The reason Malta was so critical to Allied fortunes in the Middle East was because of its strategic location.  Lying midway along the Mediterranean and halfway between Italy and the North Africa, it was the perfect place from which to attack Axis shipping heading to Libya.  The war in North Africa was, as much as anything, a battle for supply: whichever side managed to get the most fuel, men and munitions would ultimately win.  It is no coincidence that whenever Axis attacks on the island intensified, Axis fortunes in North Africa improved.

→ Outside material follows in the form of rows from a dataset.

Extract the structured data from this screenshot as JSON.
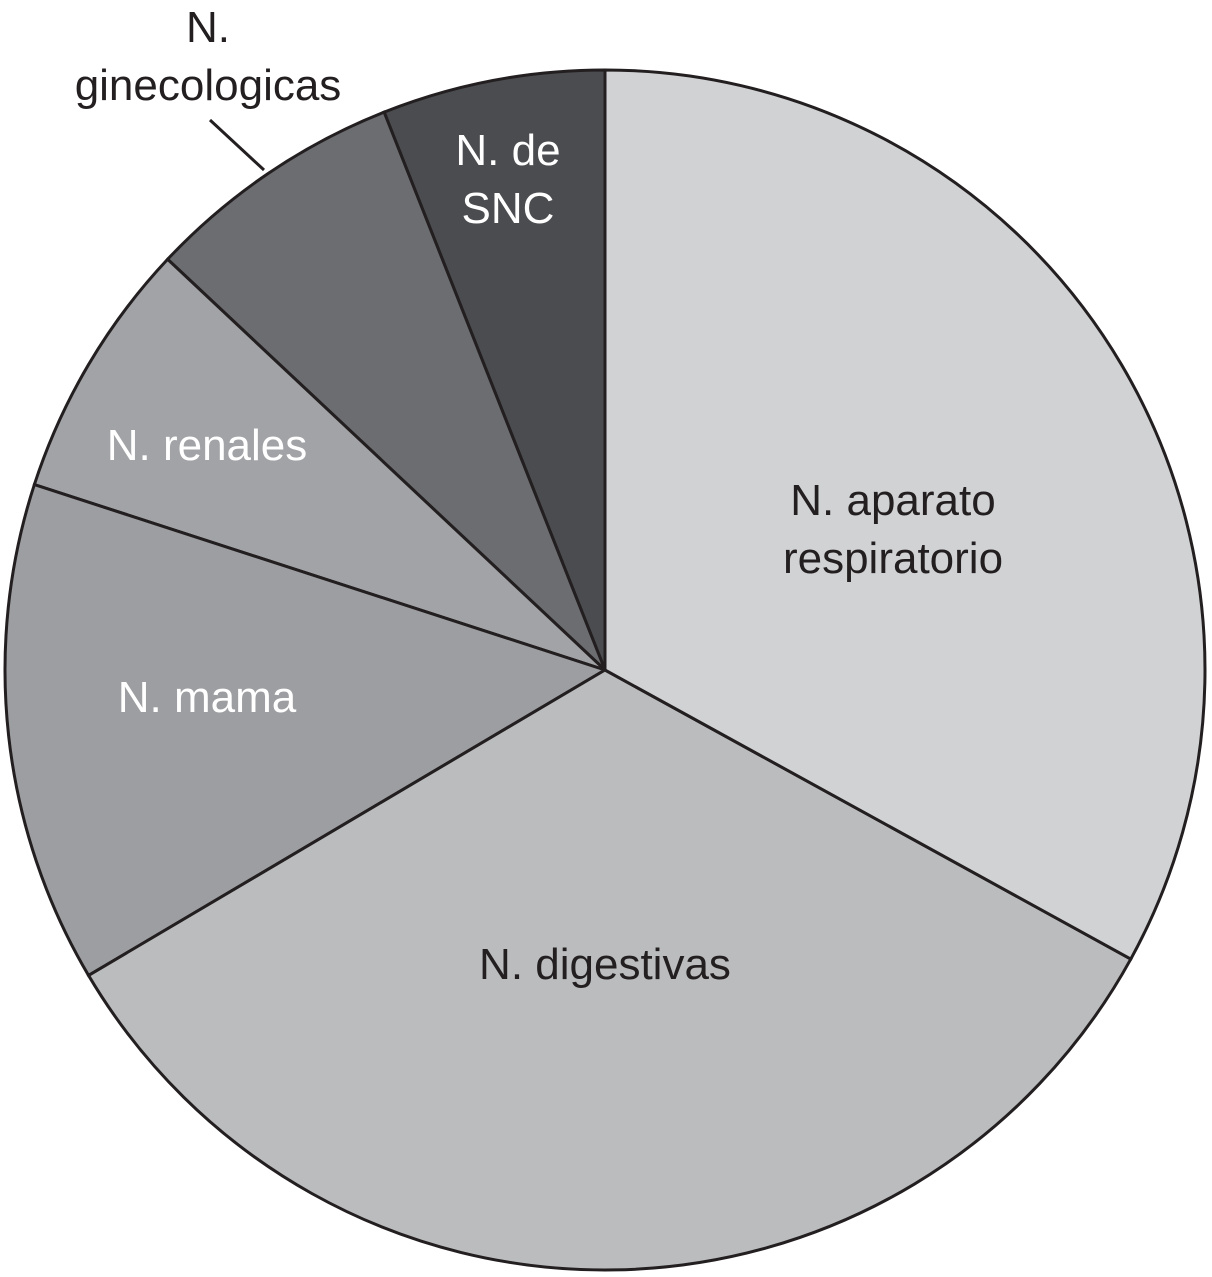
{
  "chart_data": {
    "type": "pie",
    "categories": [
      "N. aparato respiratorio",
      "N. digestivas",
      "N. mama",
      "N. renales",
      "N. ginecologicas",
      "N. de SNC"
    ],
    "values": [
      33,
      33.5,
      13.5,
      7,
      7,
      6
    ],
    "colors": [
      "#d1d2d4",
      "#bbbcbe",
      "#9d9ea1",
      "#a2a3a6",
      "#6c6d71",
      "#4b4c4f"
    ],
    "label_colors": [
      "#231f20",
      "#231f20",
      "#ffffff",
      "#ffffff",
      "#231f20",
      "#ffffff"
    ],
    "start_angle": 0,
    "direction": "clockwise"
  }
}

Working with the Royal Navy, steadily increasing numbers of RAF bombers – Wellingtons, Blenheims, Beauforts and attack aircraft like the Beaufighter – played a crucial role in attacking enemy shipping.  Two Royal Navy air squadrons also played their part.  Most shipping attacks were carried out by dropping torpedoes, although enemy ports, both in Italy and North Africa, were also bombed.  A third means of attack was to drop mines at the mouths of enemy-held ports.

All pilots on Malta suffered terribly from the bombing.  The Special Duties Flight, for example – a night-flying Wellington anti-shipping flight – was based at Luqa, but its crews messes at the sea-plane base of Kalafrana, several miles away. When the mess was repeatedly bombed they continued to eat there, although one side was now completely open to the elements.  For most of 1942, the pilots and crews were expected to walk to and from the airfield, even on returning from a long and hazardous night operation.

Being a torpedo bomber was one of the most dangerous flying jobs in the RAF, and this was even more so in the Mediterranean theatre.  Chances of completing a tour of six months was 17.5%.  The chances of surviving a second was just 3%. 

During the most intense period of the Axis blitz in early 1942, RAF bombing and torpedo operations virtually ceased.  By the end of April 1942, three Wellington squadrons had become so depleted they were forced to move to Alexandria; four Blenheim squadrons had similarly either left or become inoperable since January 1942.  Wrecks littered all three airfields.  Groundcrews had desperately tried to keep their aircraft airworthy but the attrition rate was simply too great. 

By the summer of 1942, however, torpedo bombers operating in tandem from bases in North Africa and Malta were making General Rommel’s life a misery.  Tanker after tanker was sunk, which was to prove a decisive factor in his defeat firstly at Alam Halfa at the end of August, and then again at the Second Battle of Alamein in October.

Also key to Allied successes in the Mediterranean was the work of RAF reconnaissance crews, who observed enemy shipping and aircraft movements and were able to report on the results of Allied air strikes.  Most the most famous Malta-based pilot of all was Adrian Warburton, DSO*, DFC**, DFC (US), a man whose fearlessness knew no bounds.  He had arrived on Malta in September 1940 as a navigator rather than a pilot, having shown little aptitude for flying.  Necessity pushed him back into the pilot’s seat, however, and his transformation began.  His bravery and ability to always get his pictures was first confirmed during the run-up to the Royal Navy’s aerial strike on the Italian Fleet at Taranto in November 1940, but he continued to perform incredible feats of daring and soon became one of the most valued pilots in the Middle East. ‘Warby’ – as he was known to all – also arguably became the island’s first ace.  Although reconnaissance pilots were usually unarmed, Warby eschewed such rules and never shied away from taking on another enemy plane whenever he had the chance.  No Malta pilot was more decorated than the incomparable Adrian Warburton.